Workers at an oil rig in Buliisa District, western Uganda during the oil prospecting phase in 2012 (Image Source: The Independent)
By Ronald Musoke
Uganda’s recent admission into the Extractive Industries Transparency Initiative (EITI) is a “step in the right direction,” according to local civil society. But many also remain cautious.
Gerald Byarugaba, the extractive industries coordinator at Oxfam-Uganda told The Independent that it is a very positive development that Uganda finally accepted to join the global coalition that works to support transparency and accountability in the oil, gas and mining sectors in resource-rich countries.
“But, like they say, the devil is always in the detail. We wait to see whether the government will do what it has said it is going to do,” he said.
Don Bwesigye Binyina, the executive director of the African Centre for Energy and Mineral Policy (ACEMP) also told The Independent that “it has been a long journey for Uganda’s walk towards accountability and transparency.”
“We are excited but we are aware of the challenges that lie ahead; we expect to see more accountability, transparency and rule of law in the sector,” Binyina told The Independent, “This couldn’t have come at the right time because the mining sector is under capture by the “mafia.”
James Muhindo, the national coordinator of the Civil Society Coalition on Oil and Gas (CSCO), a consortium of local and international NGOs that advocate for transparency and accountability in Uganda’s extractives sector told The Independent on Aug.20 that EITI will fix several issues in the mining sector but “it will not be a magical wand that will change everything overnight.”
Cissy Kagaba, the executive director of the Anti-Corruption Coalition-Uganda (ACCU) said she hopes “the government will walk the talk” on EITI.
“We know that many African countries have joined ‘just for show’ while others have been pushed to do so by the donors,” she told The Independent.
“There is a possibility that this is a condition that some big donor has given the government. If this is the case, then it is going to be a hustle to implement the EITI,” Kagaba told The Independent, “It is different when someone forces you to do something as opposed to when you do it willingly.”

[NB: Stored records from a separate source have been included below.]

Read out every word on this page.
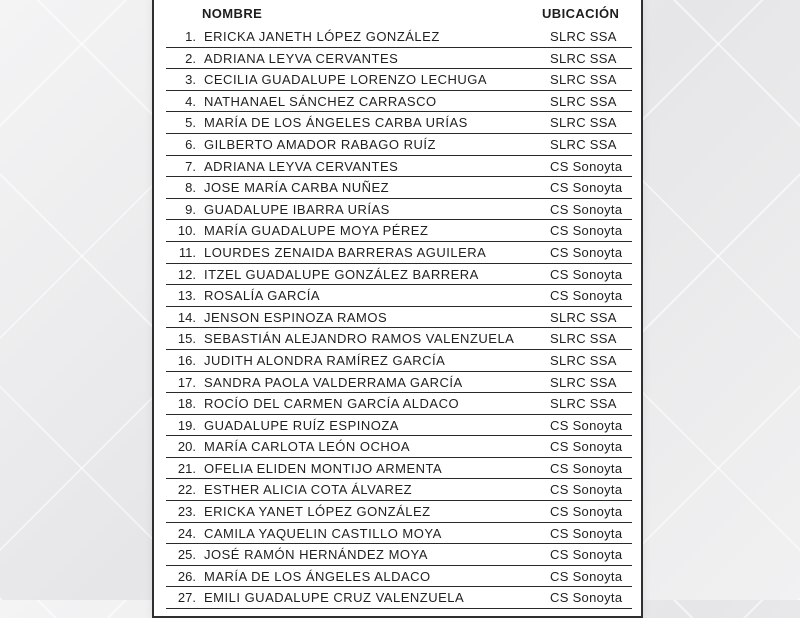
NOMBRE	UBICACIÓN
1. ERICKA JANETH LÓPEZ GONZÁLEZ	SLRC SSA
2. ADRIANA LEYVA CERVANTES	SLRC SSA
3. CECILIA GUADALUPE LORENZO LECHUGA	SLRC SSA
4. NATHANAEL SÁNCHEZ CARRASCO	SLRC SSA
5. MARÍA DE LOS ÁNGELES CARBA URÍAS	SLRC SSA
6. GILBERTO AMADOR RABAGO RUÍZ	SLRC SSA
7. ADRIANA LEYVA CERVANTES	CS Sonoyta
8. JOSE MARÍA CARBA NUÑEZ	CS Sonoyta
9. GUADALUPE IBARRA URÍAS	CS Sonoyta
10. MARÍA GUADALUPE MOYA PÉREZ	CS Sonoyta
11. LOURDES ZENAIDA BARRERAS AGUILERA	CS Sonoyta
12. ITZEL GUADALUPE GONZÁLEZ BARRERA	CS Sonoyta
13. ROSALÍA GARCÍA	CS Sonoyta
14. JENSON ESPINOZA RAMOS	SLRC SSA
15. SEBASTIÁN ALEJANDRO RAMOS VALENZUELA	SLRC SSA
16. JUDITH ALONDRA RAMÍREZ GARCÍA	SLRC SSA
17. SANDRA PAOLA VALDERRAMA GARCÍA	SLRC SSA
18. ROCÍO DEL CARMEN GARCÍA ALDACO	SLRC SSA
19. GUADALUPE RUÍZ ESPINOZA	CS Sonoyta
20. MARÍA CARLOTA LEÓN OCHOA	CS Sonoyta
21. OFELIA ELIDEN MONTIJO ARMENTA	CS Sonoyta
22. ESTHER ALICIA COTA ÁLVAREZ	CS Sonoyta
23. ERICKA YANET LÓPEZ GONZÁLEZ	CS Sonoyta
24. CAMILA YAQUELIN CASTILLO MOYA	CS Sonoyta
25. JOSÉ RAMÓN HERNÁNDEZ MOYA	CS Sonoyta
26. MARÍA DE LOS ÁNGELES ALDACO	CS Sonoyta
27. EMILI GUADALUPE CRUZ VALENZUELA	CS Sonoyta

The EITI standard encourages governments to publish contracts and production figures in the oil, gas and mining sectors. State-owned companies and regional transfers are also covered by the disclosure requirements.
In fact, ‘transparency’ was the key word as Helen Clark, the chairperson of the EITI board welcomed Uganda to the “EITI community” on Aug.12.
Sending her congratulatory message, Clark emphasized the importance of transparency in ensuring that money from Uganda’s oil and gas production is not mismanaged, stolen, or lost to corruption.
“We welcome Uganda as an implementing country and look forward to the EITI promoting inclusive public debate,” she said.
Matia Kasaija, the finance minister told the EITI secretariat that Uganda decided to join the initiative because the country values transparency as it moves nearer to getting money from its minerals and oil.
“We believe that this initiative has the potential to strengthen tax collection, improve the investment climate, build trust among sector stakeholders and help create lasting value from our mineral and petroleum resources,” he said.
Uganda’s oil industry is relatively young but its leading partner in the Lake Albert Development Project, the international oil company Total, is a founding member of the EITI.
Writing in support of the EITI implementation, Total E&P Uganda—an active participant in Uganda’s multi stakeholder group— said being open about contracts signed contributes to a transparent and accountable sector.
“We look forward to working with the government, industry and civil society partners to support EITI implementation through participation in Uganda’s multi-stakeholder group,” said Pierre Jessua, Total E&P Uganda’s general manager.